El domingo 16 de mayo, en la Plaza mayor de Salamanca, más concretamente en la carpa central de la feria del libro, presentamos La Salamanca escondida entre sus piedras. Y digo presentamos porque estaremos sus autoras (Isabel Andrés y Amalia Sánchez) y un servidor, a la sazón autor del prólogo de la obra.
Adjunto un fragmento del prólogo para animaros a acudir y a comprar el libro:
PRÓLOGO CON FÁBULA Y DEMONIO DENTRO
Uno de los pocos pactos con el demonio cuyas cláusulas se conservan por escrito apareció hace sesenta años en los sótanos de un ruinoso cenobio del Perigord.
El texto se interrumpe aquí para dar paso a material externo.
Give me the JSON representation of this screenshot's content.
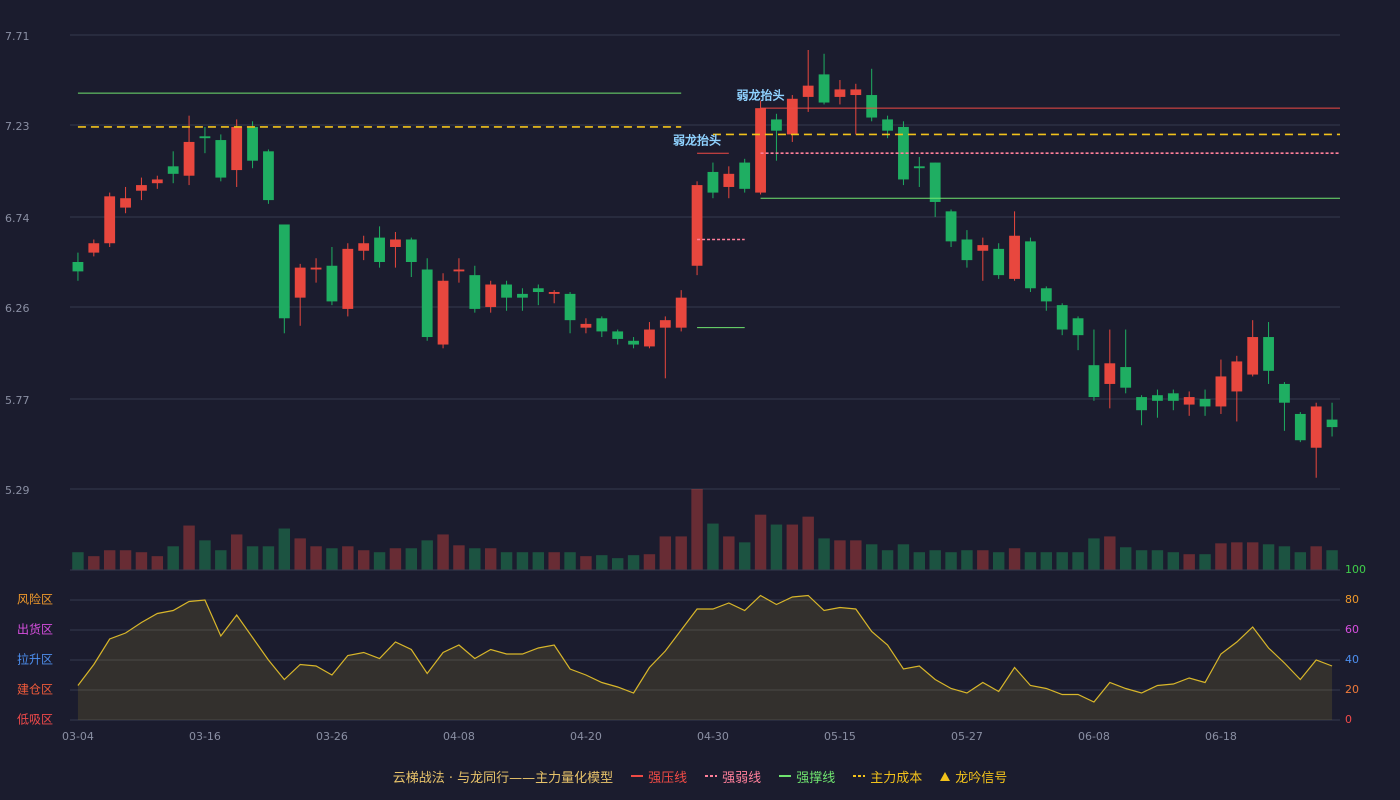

El cómo se descubrió tan singular documento es una historia apasionante, pero no la referiremos en este momento por razones de extensión; baste saber que el contrato apareció bajo una losa y que lleva adjunta una breve nota que narra las circunstancias del acuerdo. Lo hace más o menos en estos términos: un mozo incauto (al que podríamos llamar Faustino) se mete en una cripta y allí, además de un batallón de murciélagos, encuentra al diablo en persona. Lucifer, envuelto en su capote de sombras, los ojos llameantes, la cuerna chamuscada, recibe la visita con cierto fastidio. Un sirviente jorobado enciende unos viejos candelabros y sirve al visitante un vaso de agua de los tibios manantiales subterráneos. El joven intruso ofrece su alma a Satanás y éste, a cambio, casi con desgana, promete lo habitual: el amor de las mujeres, la flor de las doncellas y la honra de las monjas, todo ello a cobrar cada tres días; dignidades y embriaguez constante, lúcida y placentera.
El acto, que tendrá sus sorpresas, comenzará a las 12 del mediodía.